Car on ne peut plus, aujourd’hui, représenter le sexe sans conscience politique. On ne peut plus filmer des femmes enfermées, dominées, surveillées, sans interroger les implications de ce choix. Ce n’est pas seulement une question de morale, mais une question de cinéma. De regard. De place du spectateur. Et ici, le spectateur est enfermé dans une position de voyeur. On ne le met pas à distance. On ne le force jamais à réfléchir à ce qu’il voit. On l’immerge, oui, mais sans lui donner d’issue. On ne l’éduque pas, on le plonge. Or, plonger sans guide, c’est noyer. Il y a bien quelques fulgurances — une scène d’animaux en rut, un fondu enchaîné sur des éoliennes rouges comme des alarmes, des éclats de lumière sur les murs humides — mais elles sont rares, et trop isolées. Le reste du temps, la mise en scène tourne à vide. La musique, omniprésente, agit comme un cache-misère. Elle remplace les silences, les non-dits, les tensions. Le montage évite les confrontations. Les dialogues sont creux. Et à mesure que le film avance, on comprend qu’il n’a rien à dire.

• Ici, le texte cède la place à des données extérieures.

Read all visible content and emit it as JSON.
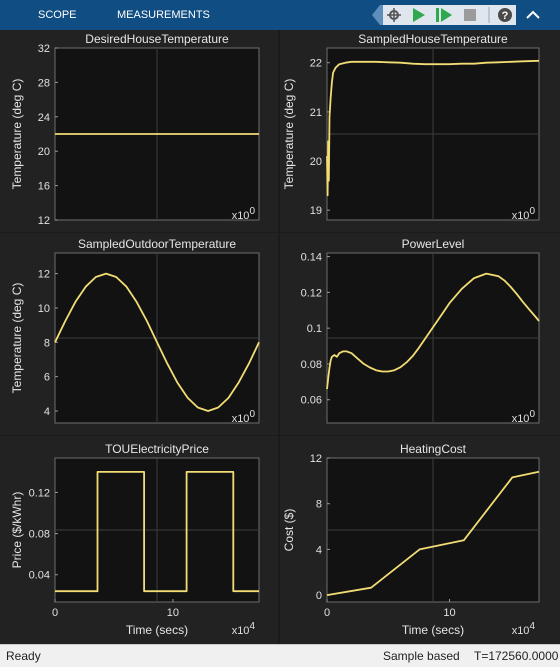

Qu’il se contente de nous promener dans un univers visuel trop stylisé pour être crédible, trop creux pour être dérangeant. Et c’est peut-être cela, la plus grande déception : ce que le film aurait pu être. Il aurait pu être un portrait incandescent de la violence des marges, un cri féministe venu d’un motel délabré, un poème triste sur le sexe sans amour. Il aurait pu se situer dans la lignée du grand cinéma social latino-américain, celui qui filme les périphéries non pas comme des décors exotiques mais comme des territoires de lutte. Il aurait pu nous heurter, nous remuer, nous troubler. Mais il ne fait que séduire. Et ce n’est pas ce qu’on attend d’un film comme celui-là.
Alors on sort de là, vidé, fatigué, englué dans une atmosphère moite, mais sans rien qui reste. Aucune pensée. Aucun frisson. Juste une suite de corps filmés comme des images, sans âme, sans politique, sans mémoire. Une succession de désirs simulés, d’enfermements esthétisés. Un film qui prétend brûler, mais qui, à force d’être trop lisse, ne fait même plus de fumée.